Она оставила его, чтобы я прочла, догадалась я. Мамы — коварнейшие существа.
Некоторое время мы красили. Окна были открыты, и солоноватый бриз, смешанный с запахом свежей краски, казался сигналом к новым начинаниям.
— По-твоему, я готова к колледжу? — Мой тон сполна отражал терзавшие меня сомнения.
— Не уверена. — Она закончила две стены и начала третью. — Думаю, попытаться стоит.
Когда агент Бартон в следующий раз позвонил, его уже ждала Дашай. Она встретила его у ворот в облегающем темно-красном платье и с распущенными волнистыми волосами. Из кухонного окна мы с мае наблюдали, как она беседует с Бартоном, неторопливо направляясь к дому.

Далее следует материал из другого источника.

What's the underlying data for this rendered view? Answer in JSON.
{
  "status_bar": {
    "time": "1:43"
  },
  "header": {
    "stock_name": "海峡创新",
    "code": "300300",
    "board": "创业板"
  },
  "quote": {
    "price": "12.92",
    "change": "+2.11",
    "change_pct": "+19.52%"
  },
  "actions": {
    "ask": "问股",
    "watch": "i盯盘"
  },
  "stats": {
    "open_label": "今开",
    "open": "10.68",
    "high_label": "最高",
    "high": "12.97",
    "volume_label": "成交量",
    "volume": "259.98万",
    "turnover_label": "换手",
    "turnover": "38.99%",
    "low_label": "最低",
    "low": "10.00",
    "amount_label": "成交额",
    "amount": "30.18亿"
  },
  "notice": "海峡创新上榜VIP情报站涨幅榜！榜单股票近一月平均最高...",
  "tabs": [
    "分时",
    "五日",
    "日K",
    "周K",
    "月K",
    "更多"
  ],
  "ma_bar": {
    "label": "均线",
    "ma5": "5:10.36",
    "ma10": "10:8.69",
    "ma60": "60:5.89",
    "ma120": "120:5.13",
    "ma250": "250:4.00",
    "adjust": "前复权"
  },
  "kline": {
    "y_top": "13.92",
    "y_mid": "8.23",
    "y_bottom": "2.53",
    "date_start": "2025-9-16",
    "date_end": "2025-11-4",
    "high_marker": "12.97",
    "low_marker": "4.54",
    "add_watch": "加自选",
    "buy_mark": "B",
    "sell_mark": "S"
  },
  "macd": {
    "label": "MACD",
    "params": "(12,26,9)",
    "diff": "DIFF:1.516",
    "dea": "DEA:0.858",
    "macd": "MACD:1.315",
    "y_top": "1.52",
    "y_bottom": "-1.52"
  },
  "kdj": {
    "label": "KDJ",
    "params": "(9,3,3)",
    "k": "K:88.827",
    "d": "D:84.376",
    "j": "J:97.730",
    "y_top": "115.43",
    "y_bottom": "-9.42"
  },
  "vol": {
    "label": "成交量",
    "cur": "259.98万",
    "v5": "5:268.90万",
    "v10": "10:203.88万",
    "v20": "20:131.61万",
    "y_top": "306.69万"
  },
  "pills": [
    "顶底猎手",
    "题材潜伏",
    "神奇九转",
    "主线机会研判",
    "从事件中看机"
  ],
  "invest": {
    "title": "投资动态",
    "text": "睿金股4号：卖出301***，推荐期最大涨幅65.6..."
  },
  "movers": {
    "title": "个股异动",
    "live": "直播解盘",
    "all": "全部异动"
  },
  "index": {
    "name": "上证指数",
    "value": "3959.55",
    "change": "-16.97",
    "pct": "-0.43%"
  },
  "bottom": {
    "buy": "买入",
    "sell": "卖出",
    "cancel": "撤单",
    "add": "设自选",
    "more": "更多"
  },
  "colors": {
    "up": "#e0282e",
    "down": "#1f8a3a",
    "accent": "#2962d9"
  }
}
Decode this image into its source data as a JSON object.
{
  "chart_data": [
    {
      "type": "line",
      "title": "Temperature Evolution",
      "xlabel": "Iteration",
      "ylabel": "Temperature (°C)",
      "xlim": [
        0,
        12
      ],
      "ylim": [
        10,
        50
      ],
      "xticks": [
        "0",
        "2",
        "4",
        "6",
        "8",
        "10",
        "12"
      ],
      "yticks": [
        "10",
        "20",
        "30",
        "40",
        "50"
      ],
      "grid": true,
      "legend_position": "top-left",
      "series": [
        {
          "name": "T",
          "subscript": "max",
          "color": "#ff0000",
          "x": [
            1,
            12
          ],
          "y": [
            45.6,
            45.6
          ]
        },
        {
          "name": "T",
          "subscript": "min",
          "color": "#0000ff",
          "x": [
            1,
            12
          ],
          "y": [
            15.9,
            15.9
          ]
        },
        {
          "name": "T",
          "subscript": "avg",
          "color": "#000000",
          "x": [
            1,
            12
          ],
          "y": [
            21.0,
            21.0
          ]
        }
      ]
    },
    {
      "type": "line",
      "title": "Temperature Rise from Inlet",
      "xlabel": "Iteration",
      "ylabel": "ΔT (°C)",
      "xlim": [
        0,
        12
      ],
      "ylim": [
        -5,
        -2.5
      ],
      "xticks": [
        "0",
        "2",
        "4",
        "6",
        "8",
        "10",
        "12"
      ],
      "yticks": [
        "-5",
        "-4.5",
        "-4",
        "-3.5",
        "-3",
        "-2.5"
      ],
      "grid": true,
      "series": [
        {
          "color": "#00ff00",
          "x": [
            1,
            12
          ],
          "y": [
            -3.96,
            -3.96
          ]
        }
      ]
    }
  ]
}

— Да она с ним флиртует! — сказала я.
— Она хочет, чтобы он помог ей разыскать Беннета. — В голосе мае звучали неодобрение и понимание одновременно. — Говорит, у нее есть план. А когда у Дашай есть план, может случиться что угодно.
— Хорошее что угодно?
— Стремительное. И некоторые вещи в процессе поломаются.
Мы наблюдали за Дашай и Бартоном, и внезапно мне пришла на ум дикая фантазия: Дашай сделает Бартона одним из нас и все наши беды кончатся. Но я понимала, что это невозможно.
Позже в тот день я получила электронное сообщение от Рут. Обычно я не получала персональной почты, только новостные рассылки о музыке и книгах. Увидев ее имя на экране ноутбука, я едва не отпрянула — как если бы она собственной персоной появилась у меня в комнате — и впервые задумалась над собственной реакцией. Почему она меня так раздражает? Не является ли она частью моей юнгианской тени?